At the time, I felt sorta lame. I saw all these people on Facebook posting pictures of their engagement rings, their pregnant bellies, their nice houses, their exotic vacations, and I was sitting there thinking that my life is mediocre. I kept thinking "If only Brian would marry me..." or "If only I had my own house..." or "If only I made more money..."

Well here's the truth -
Marrying your best friend and the love of your life is great. Buying a big house is great. Landing an awesome job is great. Stressing over money simply because we can't afford a bigger driveway for our five cars is great. I mean, it's literally great. I get upset because I don't have unlimited funds to afford a nice grill, a kegerator, or my Pottery Barn furniture, but how wonderful is it that these are the things I find stressful in life? I am truly blessed. Looking back, I was equally blessed when I was single, living with my parents, and feeling sorry for myself.

Sometimes when I post pictures on Facebook or my blog, I feel like it may come across as self-promoting. Here's the happy couple at the Biltmore. Here's the happy couple and their dog. Here's Kelly's nice house. Here's Kelly's wonderful life. 
I cringed recently when a friend of mine wrote on my Facebook wall "looks like things are going well for you." It was a a nice comment, but I couldn't help but wonder if I'm making my life look like something it's not. I fear it's like those family Christmas letters you get in the mail that make you want to gag. (OK, maybe I'm the only one gagging, but I hate those Christmas letters).

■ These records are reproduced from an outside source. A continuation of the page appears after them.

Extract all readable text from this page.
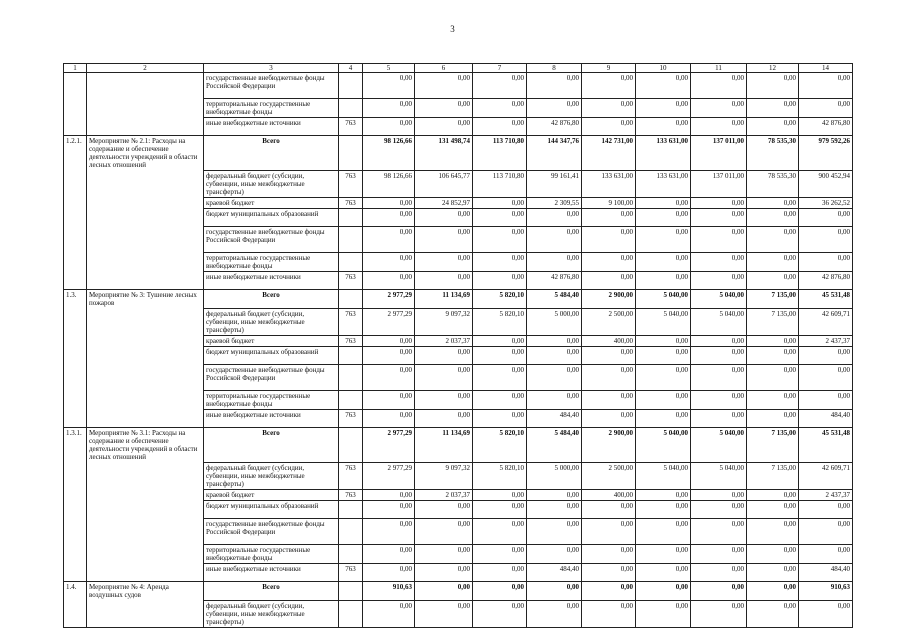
3
1	2	3	4	5	6	7	8	9	10	11	12	14
		государственные внебюджетные фонды Российской Федерации		0,00	0,00	0,00	0,00	0,00	0,00	0,00	0,00	0,00
		территориальные государственные внебюджетные фонды		0,00	0,00	0,00	0,00	0,00	0,00	0,00	0,00	0,00
		иные внебюджетные источники	763	0,00	0,00	0,00	42 876,80	0,00	0,00	0,00	0,00	42 876,80
1.2.1.	Мероприятие № 2.1: Расходы на содержание и обеспечение деятельности учреждений в области лесных отношений	Всего		98 126,66	131 498,74	113 710,80	144 347,76	142 731,00	133 631,00	137 011,00	78 535,30	979 592,26
		федеральный бюджет (субсидии, субвенции, иные межбюджетные трансферты)	763	98 126,66	106 645,77	113 710,80	99 161,41	133 631,00	133 631,00	137 011,00	78 535,30	900 452,94
		краевой бюджет	763	0,00	24 852,97	0,00	2 309,55	9 100,00	0,00	0,00	0,00	36 262,52
		бюджет муниципальных образований		0,00	0,00	0,00	0,00	0,00	0,00	0,00	0,00	0,00
		государственные внебюджетные фонды Российской Федерации		0,00	0,00	0,00	0,00	0,00	0,00	0,00	0,00	0,00
		территориальные государственные внебюджетные фонды		0,00	0,00	0,00	0,00	0,00	0,00	0,00	0,00	0,00
		иные внебюджетные источники	763	0,00	0,00	0,00	42 876,80	0,00	0,00	0,00	0,00	42 876,80
1.3.	Мероприятие № 3: Тушение лесных пожаров	Всего		2 977,29	11 134,69	5 820,10	5 484,40	2 900,00	5 040,00	5 040,00	7 135,00	45 531,48
		федеральный бюджет (субсидии, субвенции, иные межбюджетные трансферты)	763	2 977,29	9 097,32	5 820,10	5 000,00	2 500,00	5 040,00	5 040,00	7 135,00	42 609,71
		краевой бюджет	763	0,00	2 037,37	0,00	0,00	400,00	0,00	0,00	0,00	2 437,37
		бюджет муниципальных образований		0,00	0,00	0,00	0,00	0,00	0,00	0,00	0,00	0,00
		государственные внебюджетные фонды Российской Федерации		0,00	0,00	0,00	0,00	0,00	0,00	0,00	0,00	0,00
		территориальные государственные внебюджетные фонды		0,00	0,00	0,00	0,00	0,00	0,00	0,00	0,00	0,00
		иные внебюджетные источники	763	0,00	0,00	0,00	484,40	0,00	0,00	0,00	0,00	484,40
1.3.1.	Мероприятие № 3.1: Расходы на содержание и обеспечение деятельности учреждений в области лесных отношений	Всего		2 977,29	11 134,69	5 820,10	5 484,40	2 900,00	5 040,00	5 040,00	7 135,00	45 531,48
		федеральный бюджет (субсидии, субвенции, иные межбюджетные трансферты)	763	2 977,29	9 097,32	5 820,10	5 000,00	2 500,00	5 040,00	5 040,00	7 135,00	42 609,71
		краевой бюджет	763	0,00	2 037,37	0,00	0,00	400,00	0,00	0,00	0,00	2 437,37
		бюджет муниципальных образований		0,00	0,00	0,00	0,00	0,00	0,00	0,00	0,00	0,00
		государственные внебюджетные фонды Российской Федерации		0,00	0,00	0,00	0,00	0,00	0,00	0,00	0,00	0,00
		территориальные государственные внебюджетные фонды		0,00	0,00	0,00	0,00	0,00	0,00	0,00	0,00	0,00
		иные внебюджетные источники	763	0,00	0,00	0,00	484,40	0,00	0,00	0,00	0,00	484,40
1.4.	Мероприятие № 4: Аренда воздушных судов	Всего		910,63	0,00	0,00	0,00	0,00	0,00	0,00	0,00	910,63
		федеральный бюджет (субсидии, субвенции, иные межбюджетные трансферты)		0,00	0,00	0,00	0,00	0,00	0,00	0,00	0,00	0,00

Anyways, this rant is to basically say DON'T BE FOOLED. I have this theory that everyone's personal level of happiness always stays the same. It's actually not my theory, per se. It's already known in the Psychology world as the Set Point Theory. But your happiness may go up for a day, a week, or a month, but ultimately it will come right back down to it's normal level. Even if you get married. Or buy a new house. Or win the lottery.

Genuine happiness can only be found in the Lord.

So even though my life via my blog may look picture perfect, just know that it's far from it. Brian and I still get in terrible moods. I occasionally yell and scream at Otis. I still feel overwhelmed and exhausted at the end of most days. I mostly just look at my "Power of a Praying Woman" book sitting on the nightstand, instead of actually praying. And I may or may not have cried this weekend when my washing machine flooded the laundry room floor.

My life is far from perfect, but I have everything I ever dreamed of.

I had it then, and I have it now.

Only now I have Copperheads in my yard.